The MFC cluster has a 58% share of the premium income in its target market. Old Mutual has a 15% share of new risk policies written, but it is a large market with 5.2m policies a year.
Funeral & life What it means:
Few others dare tread into the mass savings market. This means Old Mutual has a 54% share in that line of business, which has 1m policies up for grabs.
Clarence Nethengwe, MD of the MFC, says his own education was funded by savings his mother built up through Old Mutual mass-market savings policies. Like a preacher, he spreads the word about savings and protection.
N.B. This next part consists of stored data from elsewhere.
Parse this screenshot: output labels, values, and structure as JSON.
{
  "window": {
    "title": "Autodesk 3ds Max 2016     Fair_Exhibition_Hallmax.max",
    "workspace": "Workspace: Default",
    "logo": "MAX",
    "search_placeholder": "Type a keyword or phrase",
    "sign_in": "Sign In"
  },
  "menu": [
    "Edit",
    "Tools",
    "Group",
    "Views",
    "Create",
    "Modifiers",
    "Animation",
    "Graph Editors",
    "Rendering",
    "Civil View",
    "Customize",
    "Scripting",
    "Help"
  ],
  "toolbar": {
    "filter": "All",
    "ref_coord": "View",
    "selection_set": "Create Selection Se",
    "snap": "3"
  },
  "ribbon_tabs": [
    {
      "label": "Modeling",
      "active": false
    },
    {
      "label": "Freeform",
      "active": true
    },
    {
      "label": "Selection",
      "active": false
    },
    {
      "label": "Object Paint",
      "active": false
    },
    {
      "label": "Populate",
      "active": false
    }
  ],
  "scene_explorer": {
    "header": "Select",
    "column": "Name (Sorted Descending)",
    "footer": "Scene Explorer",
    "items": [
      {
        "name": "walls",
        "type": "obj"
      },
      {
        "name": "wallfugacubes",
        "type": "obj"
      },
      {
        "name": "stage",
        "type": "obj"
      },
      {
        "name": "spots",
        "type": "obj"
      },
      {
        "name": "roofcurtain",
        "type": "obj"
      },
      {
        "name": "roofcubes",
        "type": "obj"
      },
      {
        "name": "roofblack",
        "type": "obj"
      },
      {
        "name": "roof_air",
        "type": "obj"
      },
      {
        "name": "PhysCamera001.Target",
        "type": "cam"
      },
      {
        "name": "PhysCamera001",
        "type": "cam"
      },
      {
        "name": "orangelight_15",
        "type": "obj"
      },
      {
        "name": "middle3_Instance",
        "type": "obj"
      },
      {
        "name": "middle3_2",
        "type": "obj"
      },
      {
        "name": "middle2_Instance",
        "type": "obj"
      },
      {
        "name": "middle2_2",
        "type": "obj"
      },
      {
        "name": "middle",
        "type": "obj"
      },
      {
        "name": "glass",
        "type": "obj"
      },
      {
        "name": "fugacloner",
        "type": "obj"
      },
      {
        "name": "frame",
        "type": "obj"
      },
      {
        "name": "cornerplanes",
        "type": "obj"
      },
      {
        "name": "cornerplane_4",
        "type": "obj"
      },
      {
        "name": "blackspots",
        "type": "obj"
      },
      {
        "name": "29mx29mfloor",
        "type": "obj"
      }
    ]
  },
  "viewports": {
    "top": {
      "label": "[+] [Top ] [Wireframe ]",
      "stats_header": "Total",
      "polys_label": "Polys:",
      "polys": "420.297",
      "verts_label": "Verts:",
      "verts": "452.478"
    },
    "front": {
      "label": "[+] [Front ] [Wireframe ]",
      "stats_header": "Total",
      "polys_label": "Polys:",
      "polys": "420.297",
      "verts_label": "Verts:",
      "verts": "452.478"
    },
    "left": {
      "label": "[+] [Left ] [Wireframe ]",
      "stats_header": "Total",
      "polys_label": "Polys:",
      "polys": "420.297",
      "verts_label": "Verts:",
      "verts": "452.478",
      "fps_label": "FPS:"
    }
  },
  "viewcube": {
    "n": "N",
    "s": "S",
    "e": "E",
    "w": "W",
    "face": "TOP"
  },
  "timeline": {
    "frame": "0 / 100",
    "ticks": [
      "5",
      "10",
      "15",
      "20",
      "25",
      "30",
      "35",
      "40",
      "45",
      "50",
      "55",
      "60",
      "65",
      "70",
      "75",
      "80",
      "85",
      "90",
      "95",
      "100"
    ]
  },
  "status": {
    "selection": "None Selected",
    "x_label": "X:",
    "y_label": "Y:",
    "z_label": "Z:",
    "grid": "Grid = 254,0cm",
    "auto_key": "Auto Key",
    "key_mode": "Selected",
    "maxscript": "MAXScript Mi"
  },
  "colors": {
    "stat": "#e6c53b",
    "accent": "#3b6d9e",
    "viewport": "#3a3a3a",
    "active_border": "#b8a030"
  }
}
Ironically, he is also an evangelist for personal loans.
Old Mutual Finance is the closest the group gets to a bank branch network, and with 307 branches it has a 6% market share of unsecured loans. OM Finance does not take deposits though it has a thinly disguised proxy called the Money Account.
Nethengwe continues to sweat the sales staff who have, since 2014, been selling an extra policy each every week. He sees an increasing need for digital communication now that cellphones are ubiquitous in his target market.
In the past, analysts might have referred to MFC as a distinct unit hidden away from the mainstream Old Mutual business. Now, with R3.1bn in pretax operating profit, it is getting closer to the R3.4bn generated by “mainstream” Old Mutual, now called Personal Finance (PF).
Old Mutual has deployed arguably its brightest star, Karabo Morule, to knock the PF business into shape. She was only the second African woman to qualify as an actuary in SA. Morule says the target market is income earners from R20,000 to R80,000/ month.
PF has no end of competitors in this sector. They include Sanlam, Liberty and Momentum as well as the debit-order-based products provided across the unit trust industry. The majority of sales, R1.4bn, are in savings products but the largest profit source, of R1.36bn, is protection products.
PF has an even broader range of distributors than MFC. It still generates a majority of sales (55%) from tied agents with 28% from brokers and independent financial advisers.
There is also a further 10% from franchises. Only 7% comes from digital or teleadvice channels but Old Mutual is slowly dropping its old-school approach to selling insurance. Digital sales have more than doubled to (a modest) R80m over the past two years.